La devoción y el estudio me ayudarán a cultivar la austeridad como un asceta, de modo que ni interés humano ni anhelo terrenal estorbará las alas de mi meditación, que en la cima solemne del éxtasis descansarán del sostenido vuelo; y desde allí divisará mi espíritu el ambiguo deslumbramiento de la verdad inalcanzable.

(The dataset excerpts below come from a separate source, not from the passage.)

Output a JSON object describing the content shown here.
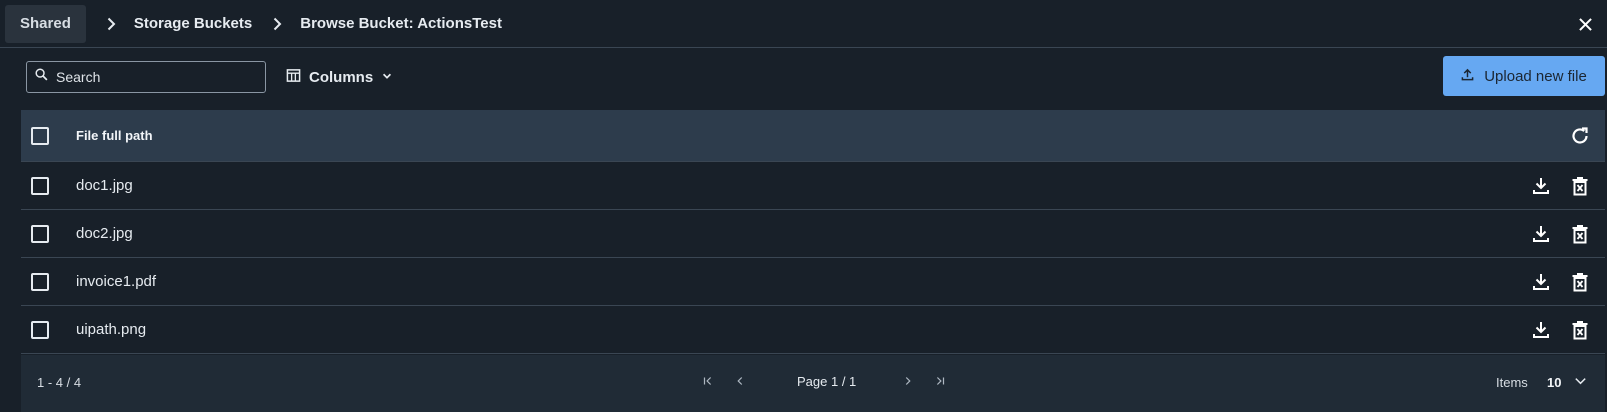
{
  "breadcrumb": {
    "items": [
      {
        "label": "Shared"
      },
      {
        "label": "Storage Buckets"
      },
      {
        "label": "Browse Bucket: ActionsTest"
      }
    ]
  },
  "toolbar": {
    "search_placeholder": "Search",
    "columns_label": "Columns",
    "upload_label": "Upload new file"
  },
  "table": {
    "header": {
      "file_full_path": "File full path"
    },
    "rows": [
      {
        "name": "doc1.jpg"
      },
      {
        "name": "doc2.jpg"
      },
      {
        "name": "invoice1.pdf"
      },
      {
        "name": "uipath.png"
      }
    ]
  },
  "footer": {
    "range": "1 - 4 / 4",
    "page_label": "Page 1 / 1",
    "items_label": "Items",
    "items_value": "10"
  },
  "colors": {
    "background": "#182029",
    "header_row": "#2d3c4c",
    "accent": "#66a8f2"
  },
  "icons": [
    "chevron-right-icon",
    "close-icon",
    "search-icon",
    "columns-icon",
    "chevron-down-icon",
    "upload-icon",
    "refresh-icon",
    "download-icon",
    "delete-icon",
    "first-page-icon",
    "prev-page-icon",
    "next-page-icon",
    "last-page-icon"
  ]
}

Las novedades y variaciones del mundo llegarán mitigadas al sitio de mi recogimiento, como si las hubiera amortecido una atmósfera pesada. No aceptaré sentimiento enfadoso ni impresión violenta: la luz llegará hasta mí después de perder su fuego en la espesa trama de los árboles; en la distancia acabará el ruido antes que invada mi apaciguado recinto; la oscuridad servirá de resguardo a mi quietud; las cortinas de la sombra circundarán el lago diáfano e imperturbable del silencio.

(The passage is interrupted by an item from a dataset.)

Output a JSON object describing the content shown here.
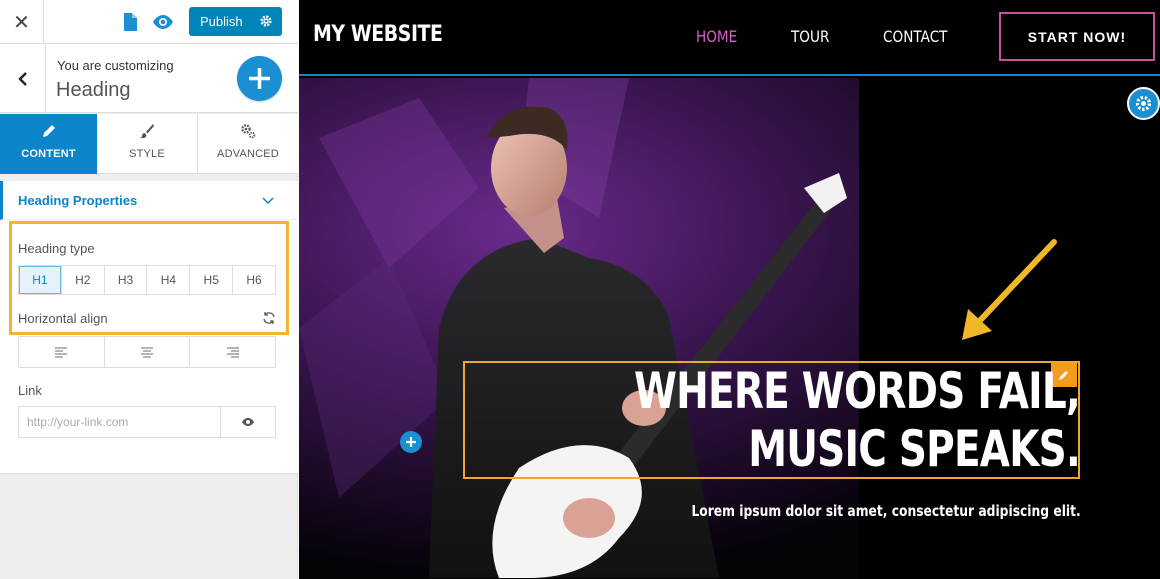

Yo opondré al vario curso del tiempo la serenidad de la esfinge ante el mar de las arenas africanas. No sacudirán mi equilibrio los días espléndidos de sol, que comunican su ventura de donceles rubios y festivos, ni los opacos días de lluvia que ostentan la ceniza de la penitencia. En esa disposición ecuánime esperaré el momento y afrontaré el misterio de la muerte.

Ella vendrá, en lo más callado de una noche, a sorprenderme junto a la muda fuente. Para aumentar la santidad de mi hora última, vibrará por el aire un beato rumor, como de alados serafines, y un transparente efluvio de consolación bajará del altar del encendido cielo. A mi cadáver sobrará por tardía la atención de los hombres; antes que ellos, habrán cumplido el mejor rito de mis sencillos funerales el beso virginal del aura despertada por la aurora y el revuelo de los pájaros amigos.

 


José Antonio Ramos Sucre nace en Cumaná, estado Sucre, Venezuela, el 9 de junio de 1890. poeta, ensayista, educador, autodidacta y diplomático venezolano. Considerado uno de los más destacados escritores e intelectuales de la historia literaria de Venezuela. Su poesía, escrita en prosa, ha sido objeto de muchos análisis con la intención de catalogarla, sin éxito, como vanguardista o pre-surrealista. Es por eso que pertenece a la Generación del 18, generación que es difícil de clasificar en un estilo determinado. Ramos Sucre, destacado lector autodidacta, se sumerge en una filigrana de imágenes que construyen un paisaje misterioso y al mismo tiempo sutil, sus prosas poéticas se elevan  en onirismo y en  cercana  sincronía con el Tánatos a manera de signo. El 13 de junio de 1930 en Ginebra Suiza, cumplidos sus cuarenta años el poeta, decide abandonar la vida “He sentido el estupor y la felicidad de la muerte” escribe en una de sus últimas cartas dirigida  a uno de sus amigos.